I'm with Prof, really like the pinpoint surround effects. It all boils down to personal preference...neither being "best" to all. And your surrounds must be capable of reproducing the sound at the levels you want. Small, inexpensive speakers, generally give lack luster preformance. :spend:


----------



## mattmc61 (Apr 19, 2012)

I use Klipsch bookshelf speakers for my surrounds. After experimenting with the surround positions for a day or two, the best placed seems to be mounted about 6 feet off the floor(about 3 feet above the seated listening position), not directly on the sides, but about a foot back on each side, angled slightly downward, but not pointed directly at my favorite seat. I do seem to get pretty good localization. Watching Band of Brothers, I can hear bullets whizzing from behind me, and from front left to right rear, very directional . I wouldn't say it sounds like someone is right behind me when watching a horror movie, but I think it's a good compromise for listening to concert BD's. The crowd sounds seem pretty realistic, like they're all around and behind me. That I attribute to them being above me, and not pointed directly at me. Just a guess.

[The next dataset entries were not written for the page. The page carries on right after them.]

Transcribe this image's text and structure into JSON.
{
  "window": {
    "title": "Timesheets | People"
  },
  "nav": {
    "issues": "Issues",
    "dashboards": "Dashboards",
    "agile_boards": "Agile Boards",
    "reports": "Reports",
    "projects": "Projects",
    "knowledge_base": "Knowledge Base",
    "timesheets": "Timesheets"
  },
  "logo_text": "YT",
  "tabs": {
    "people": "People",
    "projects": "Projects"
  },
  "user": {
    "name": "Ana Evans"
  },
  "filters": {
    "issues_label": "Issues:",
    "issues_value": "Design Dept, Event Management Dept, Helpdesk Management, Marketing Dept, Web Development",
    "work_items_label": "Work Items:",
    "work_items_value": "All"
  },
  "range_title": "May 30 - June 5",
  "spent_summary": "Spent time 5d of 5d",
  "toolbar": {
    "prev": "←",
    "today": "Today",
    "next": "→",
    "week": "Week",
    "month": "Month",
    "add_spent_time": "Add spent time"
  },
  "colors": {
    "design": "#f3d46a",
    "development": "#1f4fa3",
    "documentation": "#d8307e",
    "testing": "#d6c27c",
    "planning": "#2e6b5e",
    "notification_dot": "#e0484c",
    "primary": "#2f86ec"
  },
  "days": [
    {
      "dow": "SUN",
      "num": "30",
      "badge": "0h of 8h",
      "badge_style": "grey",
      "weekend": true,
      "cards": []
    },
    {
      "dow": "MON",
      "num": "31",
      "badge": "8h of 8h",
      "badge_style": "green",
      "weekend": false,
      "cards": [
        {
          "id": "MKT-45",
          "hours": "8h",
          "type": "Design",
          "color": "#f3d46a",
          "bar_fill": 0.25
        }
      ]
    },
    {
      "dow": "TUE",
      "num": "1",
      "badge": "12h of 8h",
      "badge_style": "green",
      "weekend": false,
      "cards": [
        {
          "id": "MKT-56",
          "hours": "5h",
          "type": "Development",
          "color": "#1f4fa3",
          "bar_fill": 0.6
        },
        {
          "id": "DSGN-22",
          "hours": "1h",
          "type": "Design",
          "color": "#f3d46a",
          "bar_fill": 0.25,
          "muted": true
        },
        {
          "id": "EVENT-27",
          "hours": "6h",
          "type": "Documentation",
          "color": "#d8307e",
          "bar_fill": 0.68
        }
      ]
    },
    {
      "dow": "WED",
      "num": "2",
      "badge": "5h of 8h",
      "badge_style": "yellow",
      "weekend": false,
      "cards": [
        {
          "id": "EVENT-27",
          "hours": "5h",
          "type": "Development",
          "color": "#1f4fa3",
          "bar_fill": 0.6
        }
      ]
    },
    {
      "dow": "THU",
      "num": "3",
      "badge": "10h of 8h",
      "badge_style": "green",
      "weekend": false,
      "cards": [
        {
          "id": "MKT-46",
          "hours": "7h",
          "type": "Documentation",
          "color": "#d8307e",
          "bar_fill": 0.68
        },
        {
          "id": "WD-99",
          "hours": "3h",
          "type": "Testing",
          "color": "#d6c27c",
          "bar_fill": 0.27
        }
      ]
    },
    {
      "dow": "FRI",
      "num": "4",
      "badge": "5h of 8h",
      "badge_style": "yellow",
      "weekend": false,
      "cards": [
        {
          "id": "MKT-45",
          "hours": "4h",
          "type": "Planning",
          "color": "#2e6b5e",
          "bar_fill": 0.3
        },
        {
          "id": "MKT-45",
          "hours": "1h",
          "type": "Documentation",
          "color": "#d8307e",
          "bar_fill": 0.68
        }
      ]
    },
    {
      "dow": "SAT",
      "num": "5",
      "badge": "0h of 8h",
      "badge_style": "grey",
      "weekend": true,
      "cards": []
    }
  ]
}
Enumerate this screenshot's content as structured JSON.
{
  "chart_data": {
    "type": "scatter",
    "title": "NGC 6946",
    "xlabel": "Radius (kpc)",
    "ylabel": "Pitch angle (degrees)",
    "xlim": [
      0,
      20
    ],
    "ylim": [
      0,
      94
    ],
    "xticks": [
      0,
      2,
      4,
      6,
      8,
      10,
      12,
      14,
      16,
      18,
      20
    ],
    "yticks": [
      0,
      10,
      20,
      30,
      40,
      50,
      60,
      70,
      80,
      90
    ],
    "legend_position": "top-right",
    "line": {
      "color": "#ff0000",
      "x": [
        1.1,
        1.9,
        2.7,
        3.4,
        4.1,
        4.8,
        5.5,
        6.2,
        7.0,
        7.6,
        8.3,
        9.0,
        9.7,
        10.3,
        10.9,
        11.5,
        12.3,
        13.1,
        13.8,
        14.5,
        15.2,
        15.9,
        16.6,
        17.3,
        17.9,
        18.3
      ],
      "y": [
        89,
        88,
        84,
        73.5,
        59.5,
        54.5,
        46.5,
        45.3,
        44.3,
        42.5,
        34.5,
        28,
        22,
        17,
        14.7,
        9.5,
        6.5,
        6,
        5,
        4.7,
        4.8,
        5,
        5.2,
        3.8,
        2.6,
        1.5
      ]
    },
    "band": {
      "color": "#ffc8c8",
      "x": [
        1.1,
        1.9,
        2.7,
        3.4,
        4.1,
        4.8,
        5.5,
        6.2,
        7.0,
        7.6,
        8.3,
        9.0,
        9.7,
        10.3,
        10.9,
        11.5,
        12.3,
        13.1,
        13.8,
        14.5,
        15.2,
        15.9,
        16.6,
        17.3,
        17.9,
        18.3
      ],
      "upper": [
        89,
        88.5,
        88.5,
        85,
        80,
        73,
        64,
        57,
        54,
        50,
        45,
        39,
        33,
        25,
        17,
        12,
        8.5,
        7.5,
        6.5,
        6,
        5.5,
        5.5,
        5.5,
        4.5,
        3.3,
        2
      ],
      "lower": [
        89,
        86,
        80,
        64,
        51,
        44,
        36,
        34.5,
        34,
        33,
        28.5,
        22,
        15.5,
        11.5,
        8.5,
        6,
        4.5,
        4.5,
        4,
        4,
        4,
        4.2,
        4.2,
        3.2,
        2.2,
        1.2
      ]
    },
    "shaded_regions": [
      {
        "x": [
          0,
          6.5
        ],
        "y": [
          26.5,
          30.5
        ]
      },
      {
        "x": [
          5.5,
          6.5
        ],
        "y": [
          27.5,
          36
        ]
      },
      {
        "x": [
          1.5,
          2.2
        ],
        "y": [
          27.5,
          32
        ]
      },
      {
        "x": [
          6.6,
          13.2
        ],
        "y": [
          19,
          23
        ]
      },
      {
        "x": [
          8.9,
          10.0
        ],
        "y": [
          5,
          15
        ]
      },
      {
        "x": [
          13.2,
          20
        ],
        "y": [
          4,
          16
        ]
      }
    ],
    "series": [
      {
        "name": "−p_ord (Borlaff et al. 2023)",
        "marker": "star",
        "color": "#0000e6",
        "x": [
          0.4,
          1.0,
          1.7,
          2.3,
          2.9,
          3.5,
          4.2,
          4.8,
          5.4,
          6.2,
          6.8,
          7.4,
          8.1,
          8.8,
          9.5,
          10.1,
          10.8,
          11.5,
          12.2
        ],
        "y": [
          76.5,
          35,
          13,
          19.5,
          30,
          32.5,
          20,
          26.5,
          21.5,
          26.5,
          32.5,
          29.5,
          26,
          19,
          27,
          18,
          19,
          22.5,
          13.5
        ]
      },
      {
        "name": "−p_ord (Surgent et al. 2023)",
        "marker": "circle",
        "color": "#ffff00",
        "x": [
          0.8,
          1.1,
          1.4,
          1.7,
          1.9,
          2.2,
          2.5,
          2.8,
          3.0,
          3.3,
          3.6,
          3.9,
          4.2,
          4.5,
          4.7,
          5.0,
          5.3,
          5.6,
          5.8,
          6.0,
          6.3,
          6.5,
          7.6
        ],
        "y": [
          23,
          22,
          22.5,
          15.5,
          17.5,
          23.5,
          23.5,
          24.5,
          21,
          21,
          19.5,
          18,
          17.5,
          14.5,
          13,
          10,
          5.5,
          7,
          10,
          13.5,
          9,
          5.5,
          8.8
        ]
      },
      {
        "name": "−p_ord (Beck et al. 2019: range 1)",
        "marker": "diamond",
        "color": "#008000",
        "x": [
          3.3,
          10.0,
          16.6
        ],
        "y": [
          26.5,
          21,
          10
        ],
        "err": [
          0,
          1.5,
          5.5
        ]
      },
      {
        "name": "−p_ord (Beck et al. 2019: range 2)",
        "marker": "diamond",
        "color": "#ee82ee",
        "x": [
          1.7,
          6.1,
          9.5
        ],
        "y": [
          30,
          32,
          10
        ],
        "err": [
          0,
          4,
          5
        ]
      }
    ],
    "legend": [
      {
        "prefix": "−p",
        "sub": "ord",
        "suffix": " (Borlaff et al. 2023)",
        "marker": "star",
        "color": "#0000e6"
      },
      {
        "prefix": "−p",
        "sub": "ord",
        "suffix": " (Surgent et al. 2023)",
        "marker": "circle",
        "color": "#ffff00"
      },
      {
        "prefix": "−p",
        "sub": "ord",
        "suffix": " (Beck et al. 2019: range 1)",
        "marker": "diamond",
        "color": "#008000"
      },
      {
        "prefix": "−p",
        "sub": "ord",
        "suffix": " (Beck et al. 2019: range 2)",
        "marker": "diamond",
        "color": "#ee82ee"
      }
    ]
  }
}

I hope I helped you a little. I really like the way it sounds, anyway.


----------



## goatfarm (Mar 31, 2007)

Been to lots of IMAX presentations over the years. It can get very loud. And the sound is precise and undistorted. But there is NO DEEP BASS. None. I come home and put on almost anything, and it blows the IMAX bass into the toilet. No theater can do the bass as well as we can at home. None. It's just too expensive.


----------